The firm had burned through millions of dollars and in January still tottered near collapse. The official wanted the government’s top budget official to warn Obama’s energy secretary about the risk, according to the e-mails.

At the time, the Energy Department was trying to pump taxpayer money into the California company to save it from imminent failure. The firm had received a $535 million federal loan from the agency in 2009, but early this year confided to the Obama administration that without a rapid infusion of cash it was in danger of defaulting.

“The optics of a Solyndra default will be bad,” the Office of Management and Budget staff member wrote Jan. 31 in an e-mail to a co-worker. “If Solyndra defaults down the road, the optics will be arguably worse later than they would be today. . . . In addition, the timing will likely coincide with the 2012 campaign season heating up.”

The e-mail suggests that, as the Energy Department pushed to release an additional $67 million in installments of the loan to Solyndra, the OMB was not participating in the decision about whether to help the company. OMB staff had been in charge of assessing the default risk of firms that received Energy Department loan guarantees. . . .

Solyndra had apparently lots of money to spend on lobbying the government

According to records filed with the Clerk of the House and a search of disclosure forms compiled by the Center for Responsive Politics, Solyndra spent nearly $1.9 million on lobbying activities over a period of 43 months from 2008 to 2011.

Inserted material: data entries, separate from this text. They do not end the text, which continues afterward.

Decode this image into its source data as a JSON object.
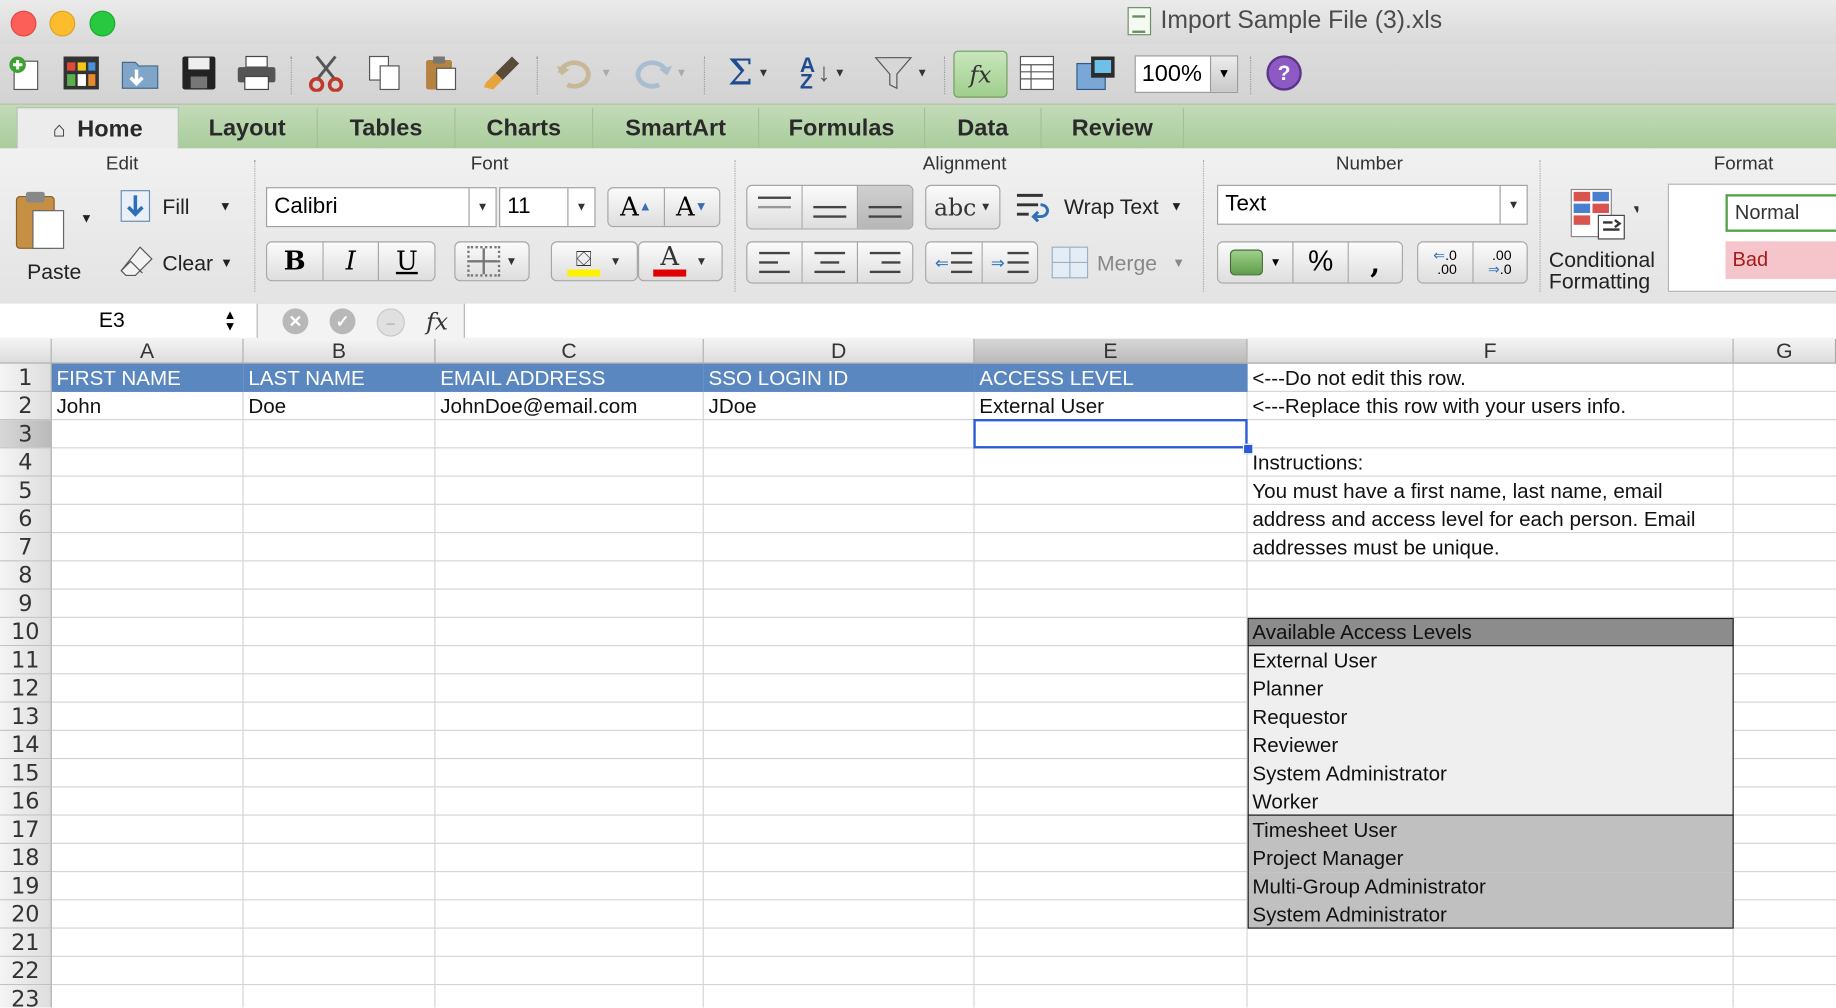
{
  "window": {
    "title": "Import Sample File (3).xls"
  },
  "toolbar": {
    "zoom": "100%"
  },
  "tabs": [
    {
      "label": "Home"
    },
    {
      "label": "Layout"
    },
    {
      "label": "Tables"
    },
    {
      "label": "Charts"
    },
    {
      "label": "SmartArt"
    },
    {
      "label": "Formulas"
    },
    {
      "label": "Data"
    },
    {
      "label": "Review"
    }
  ],
  "ribbon": {
    "groups": {
      "edit": "Edit",
      "font": "Font",
      "alignment": "Alignment",
      "number": "Number",
      "format": "Format"
    },
    "paste": "Paste",
    "fill": "Fill",
    "clear": "Clear",
    "font_name": "Calibri",
    "font_size": "11",
    "bold": "B",
    "italic": "I",
    "underline": "U",
    "wrap_text": "Wrap Text",
    "merge": "Merge",
    "abc": "abc",
    "number_format": "Text",
    "percent": "%",
    "comma": ",",
    "conditional_formatting": "Conditional Formatting",
    "style_normal": "Normal",
    "style_bad": "Bad"
  },
  "formula_bar": {
    "cell_ref": "E3",
    "fx": "fx",
    "value": ""
  },
  "columns": [
    "A",
    "B",
    "C",
    "D",
    "E",
    "F",
    "G"
  ],
  "rows": [
    "1",
    "2",
    "3",
    "4",
    "5",
    "6",
    "7",
    "8",
    "9",
    "10",
    "11",
    "12",
    "13",
    "14",
    "15",
    "16",
    "17",
    "18",
    "19",
    "20",
    "21",
    "22",
    "23"
  ],
  "sheet": {
    "headers": [
      "FIRST NAME",
      "LAST NAME",
      "EMAIL ADDRESS",
      "SSO LOGIN ID",
      "ACCESS LEVEL"
    ],
    "row2": [
      "John",
      "Doe",
      "JohnDoe@email.com",
      "JDoe",
      "External User"
    ],
    "f1": "<---Do not edit this row.",
    "f2": "<---Replace this row with your users info.",
    "instructions_title": "Instructions:",
    "instructions_lines": [
      "You must have a first name, last name, email",
      "address and access level for each person.  Email",
      "addresses must be unique."
    ],
    "levels_title": "Available Access Levels",
    "levels": [
      "External User",
      "Planner",
      "Requestor",
      "Reviewer",
      "System Administrator",
      "Worker"
    ],
    "levels_extra": [
      "Timesheet User",
      "Project Manager",
      "Multi-Group Administrator",
      "System Administrator"
    ]
  },
  "colors": {
    "header_fill": "#5b87c0",
    "level_gray": "#c0c0c0",
    "level_title": "#8c8c8c",
    "selection": "#2a5bd7"
  }
}
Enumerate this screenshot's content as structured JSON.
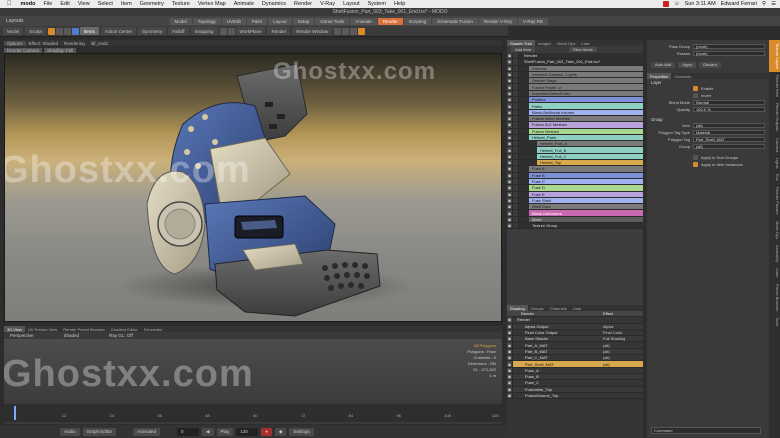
{
  "mac_menu": {
    "app": "modo",
    "items": [
      "File",
      "Edit",
      "View",
      "Select",
      "Item",
      "Geometry",
      "Texture",
      "Vertex Map",
      "Animate",
      "Dynamics",
      "Render",
      "V-Ray",
      "Layout",
      "System",
      "Help"
    ],
    "clock": "Sun 3:11 AM",
    "user": "Edward Ferrari"
  },
  "window_title": "ShellFusion_Part_003_Take_001_End.lxo* - MODO",
  "layouts": {
    "label": "Layouts",
    "tabs": [
      "Model",
      "Topology",
      "UVEdit",
      "Paint",
      "Layout",
      "Setup",
      "Game Tools",
      "Animate",
      "Render",
      "Scripting",
      "Schematic Fusion",
      "Render V-Ray",
      "V-Ray RB"
    ],
    "active": "Render"
  },
  "toolbar": {
    "items": [
      "Model",
      "Sculpt",
      "Items",
      "Action Center",
      "Symmetry",
      "Falloff",
      "Snapping",
      "WorkPlane",
      "Render",
      "Render Window"
    ]
  },
  "viewport": {
    "tabs": [
      "Options",
      "Effect: Shaded",
      "Rendering",
      "ldf_end2"
    ],
    "sub": [
      "Render Camera",
      "Shading: Full"
    ]
  },
  "watermarks": [
    "Ghostxx.com",
    "Ghostxx.com",
    "Ghostxx.com"
  ],
  "shader_tree": {
    "tabs": [
      "Shader Tree",
      "Images",
      "Mesh Ops",
      "Lists"
    ],
    "add_label": "Add Item",
    "filter_label": "Filter Items",
    "rows": [
      {
        "label": "Render",
        "style": "c-none"
      },
      {
        "label": "ShellFusion_Part_003_Take_001_End.lxo*",
        "style": "c-none"
      },
      {
        "label": "Camera",
        "style": "c-gray"
      },
      {
        "label": "Intersect Camera - Lights",
        "style": "c-gray"
      },
      {
        "label": "Render Stage",
        "style": "c-gray"
      },
      {
        "label": "Fusion Profile UI",
        "style": "c-gray"
      },
      {
        "label": "Imported-Default Geo",
        "style": "c-gray"
      },
      {
        "label": "Profiles",
        "style": "c-blue"
      },
      {
        "label": "Paths",
        "style": "c-teal"
      },
      {
        "label": "Blank-Bulkhead Insures",
        "style": "c-lblue"
      },
      {
        "label": "Fusion Mixer Meshes",
        "style": "c-gray"
      },
      {
        "label": "Fusion B-K Meshes",
        "style": "c-purple"
      },
      {
        "label": "Fusion Meshes",
        "style": "c-green"
      },
      {
        "label": "Helmet_Parts",
        "style": "c-teal"
      },
      {
        "label": "Helmet_Part_A",
        "style": "c-gray"
      },
      {
        "label": "Helmet_Full_B",
        "style": "c-teal"
      },
      {
        "label": "Helmet_Full_C",
        "style": "c-teal"
      },
      {
        "label": "Helmet_Top",
        "style": "c-sel"
      },
      {
        "label": "Fuse A",
        "style": "c-gray"
      },
      {
        "label": "Fuse B",
        "style": "c-blue"
      },
      {
        "label": "Fuse C",
        "style": "c-lblue"
      },
      {
        "label": "Fuse D",
        "style": "c-green"
      },
      {
        "label": "Fuse E",
        "style": "c-purple"
      },
      {
        "label": "Fuse Shell",
        "style": "c-lblue"
      },
      {
        "label": "Shell Core",
        "style": "c-gray"
      },
      {
        "label": "Blank Deformers",
        "style": "c-pink"
      },
      {
        "label": "Mesh",
        "style": "c-dgray"
      },
      {
        "label": "Texture Group",
        "style": "c-none"
      }
    ]
  },
  "shading": {
    "tabs": [
      "Shading",
      "Groups",
      "Channels",
      "Lists"
    ],
    "header": [
      "Render",
      "Effect"
    ],
    "rows": [
      {
        "label": "Render",
        "effect": ""
      },
      {
        "label": "Alpha Output",
        "effect": "Alpha"
      },
      {
        "label": "Final Color Output",
        "effect": "Final Color"
      },
      {
        "label": "Base Shader",
        "effect": "Full Shading"
      },
      {
        "label": "Part_A_MAT",
        "effect": "(all)"
      },
      {
        "label": "Part_B_MAT",
        "effect": "(all)"
      },
      {
        "label": "Part_C_MAT",
        "effect": "(all)"
      },
      {
        "label": "Part_Shell_MAT",
        "effect": "(all)"
      },
      {
        "label": "Fuse_A",
        "effect": ""
      },
      {
        "label": "Fuse_B",
        "effect": ""
      },
      {
        "label": "Fuse_C",
        "effect": ""
      },
      {
        "label": "Fusionline_Top",
        "effect": ""
      },
      {
        "label": "FusionSource_Top",
        "effect": ""
      }
    ]
  },
  "properties": {
    "top_rows": [
      {
        "key": "Pass Group",
        "val": "(none)"
      },
      {
        "key": "Passes",
        "val": "(none)"
      }
    ],
    "buttons": [
      "Auto Add",
      "Apply",
      "Discard"
    ],
    "tabs": [
      "Properties",
      "Channels"
    ],
    "layer_section": "Layer",
    "layer_rows": [
      {
        "key": "",
        "val": "Enable",
        "checkbox": true
      },
      {
        "key": "",
        "val": "Invert",
        "checkbox": false
      },
      {
        "key": "Blend Mode",
        "val": "Normal"
      },
      {
        "key": "Opacity",
        "val": "100.0 %"
      }
    ],
    "group_section": "Group",
    "group_rows": [
      {
        "key": "Item",
        "val": "(all)"
      },
      {
        "key": "Polygon Tag Type",
        "val": "Material"
      },
      {
        "key": "Polygon Tag",
        "val": "Part_Shell_MAT"
      },
      {
        "key": "Group",
        "val": "(all)"
      }
    ],
    "group_checks": [
      "Apply to Sub-Groups",
      "Apply to Item Instances"
    ]
  },
  "side_tabs": [
    "Texture Layers",
    "Render Item",
    "Render Outputs",
    "Camera",
    "Lights",
    "Env",
    "Render Passes",
    "Mesh Ops",
    "Assembly",
    "Lister",
    "Preset Browser",
    "Tools"
  ],
  "timeline": {
    "tabs": [
      "3D View",
      "UV Texture View",
      "Render Preset Browser",
      "Gradient Editor",
      "Schematic"
    ],
    "view": [
      "Perspective",
      "Shaded",
      "Ray GL: Off"
    ],
    "stats": [
      "All Polygons",
      "Polygons : Face",
      "Channels : 0",
      "Deformers : ON",
      "GL : 271,522",
      "1 m"
    ],
    "ticks": [
      "0",
      "12",
      "24",
      "36",
      "48",
      "60",
      "72",
      "84",
      "96",
      "108",
      "120"
    ]
  },
  "transport": {
    "items": [
      "Audio",
      "Graph Editor",
      "Animated",
      "Play",
      "Settings"
    ],
    "frame": "0",
    "end": "120"
  },
  "bottom_panel": {
    "label": "Command"
  }
}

About $1 million of that was earned by the company's two in-house lobbyists, Joseph Pasetti and Victoria Sanville, over an 18-month period from 2010 until this year. But Solyndra has also had several big-name lobbying shops on its payroll, including established powerhouses Dutko Worldwide and Holland and Knight, which began representing the then-fledgling company in 2008.

While Holland and Knight helped the company with renewable energy tax credit issues, Dutko was brought aboard, according to its filings, to "identify decisionmakers and to assist with the client's loan application" through the Department of Energy.

It is that DOE loan that has touched off an outcry on Capitol Hill and has singed the Obama administration, just as President Obama campaigns across the country for his new jobs plan and Republicans look to scale back clean energy and environmental programs. . . .

Solyndra officials apparently very strongly pressed the Bush administration for a loan and they were angry that it was turned down.

On Jan. 12, 2009, Solyndra CEO Chris Gronet sent an Energy Department official an email marked "urgent" expressing outrage that Bush officials had decided a few days earlier that while the loan application had "merit" it needed further study before officials could move forward with a taxpayer-financed loan.
"I was appalled to learn on Friday that our application is being delayed yet again," Gronet wrote to Energy official Steve Isakowitz, writing there had been "countless communications" back and forth suggesting the application would be reviewed Jan. 15. . . .

Democrats' defense is: 1) that the half a billion dollars is just a "tiny fraction" of the $19 billion handed out so far and 2) the government gives loan guarantees to other businesses (nuclear power). Given that this money is in investments that no one would make without government subsidies, everything here is a loss. It isn't clear why the government should be in the loan business at all. I suppose that the argument for nuclear power loan guarantees is that it is too offset some bad regulatory costs, but the most direct thing is to eliminate the bad regulations.